Exclusive: Olswang three-way merger imminent

Olswang is on the brink of a “transformational” three-way merger with Nabarro and a mystery third firm, The Lawyer understands.

The tie-up is expected to be announced to the three partnerships on Friday (30 September).

Mystery has surrounded Olswang’s merger plans over the summer, with a number of firms including CMS Cameron McKenna, Addleshaw Goddard, Dentons, Greenberg Traurig and Virginia-headquartered Hunton & Williams named as potential suitors. 

UPDATE: The mystery firm has now been revealed


A market source said the three-way merger included one of the “largest firms in the world by headcount”, lending credence to the involvement of CMS or Dentons.

CMS has more than 4,750 staff, while Dentons is known as the largest law firm in the world with approximately 7,300 lawyers. 

Addleshaw Goddard is largely considered to be out of the running, and partners at that firm confirmed management has not put forward proposals for a vote on a merger. 

The third mystery firm is thought to be one of CMS, Dentons or Hunton & Williams, although sources said the parties had “played the mergers talks ridiculously close”, with Olswang CEO Paul Stevens involving solely his inner circle in the planning.

The combination is expected to create a “unique platform” and be “structurally unusual”, according to sources close to the firm. Speculation is rife the triumvirate is considering its options to abandon its LLP structure in favour of an ABS-style set-up.

Olswang has remained tight-lipped about its merger partners, although news leaked last month the TMT firm was exploring its options for a three-way merger having originally been in the market to be taken over. 

The firm first approached Simmons & Simmons and Bird & Bird abouttraditional merger plans at the start of this year but changed tack when discussions were stonewalled.

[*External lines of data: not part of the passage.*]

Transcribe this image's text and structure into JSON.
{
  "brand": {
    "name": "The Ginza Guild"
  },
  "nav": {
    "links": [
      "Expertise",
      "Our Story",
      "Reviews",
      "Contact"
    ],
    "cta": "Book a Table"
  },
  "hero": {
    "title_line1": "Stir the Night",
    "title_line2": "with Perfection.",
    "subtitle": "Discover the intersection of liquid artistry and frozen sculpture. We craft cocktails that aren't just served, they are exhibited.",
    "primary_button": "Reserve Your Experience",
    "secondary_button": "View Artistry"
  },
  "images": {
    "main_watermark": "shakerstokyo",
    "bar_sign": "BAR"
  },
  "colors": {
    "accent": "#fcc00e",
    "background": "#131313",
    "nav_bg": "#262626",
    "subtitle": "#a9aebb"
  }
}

Insiders framed the three-way merger as the “best possible result” for Olswang, which has seen two years of upheaval and partner exits.

“It’s a clever move because a takeover by one firm would have been seen as Olswang admitting defeat,” said a source.

A series of Nabarro partners declined to comment on the plans.

The two firms are relatively similar financially, with Nabarro edging ahead posting £130m in revenue to Olswang’s £112m last year. Nabarro’s average profit per equity partner (PEP) stands at £586,000, while Olswang’s is £490,000. 

Nabarro has been in the market for a UK merger for a while, having previously tried to secure a merger with Addleshaws three years ago. Its large pensions deficit was understood to have put the kibosh on the plan;however it emerged earlier this year Nabarro has implemented a plan to bring down the deficit.

Rumours also surfaced earlier this year that Addleshaws and CMS had held early stage merger talks, which fell through.

CMS then turned its attention to Olswang; however sources close to both firms said the larger firm had taken its deal off the table late this summer.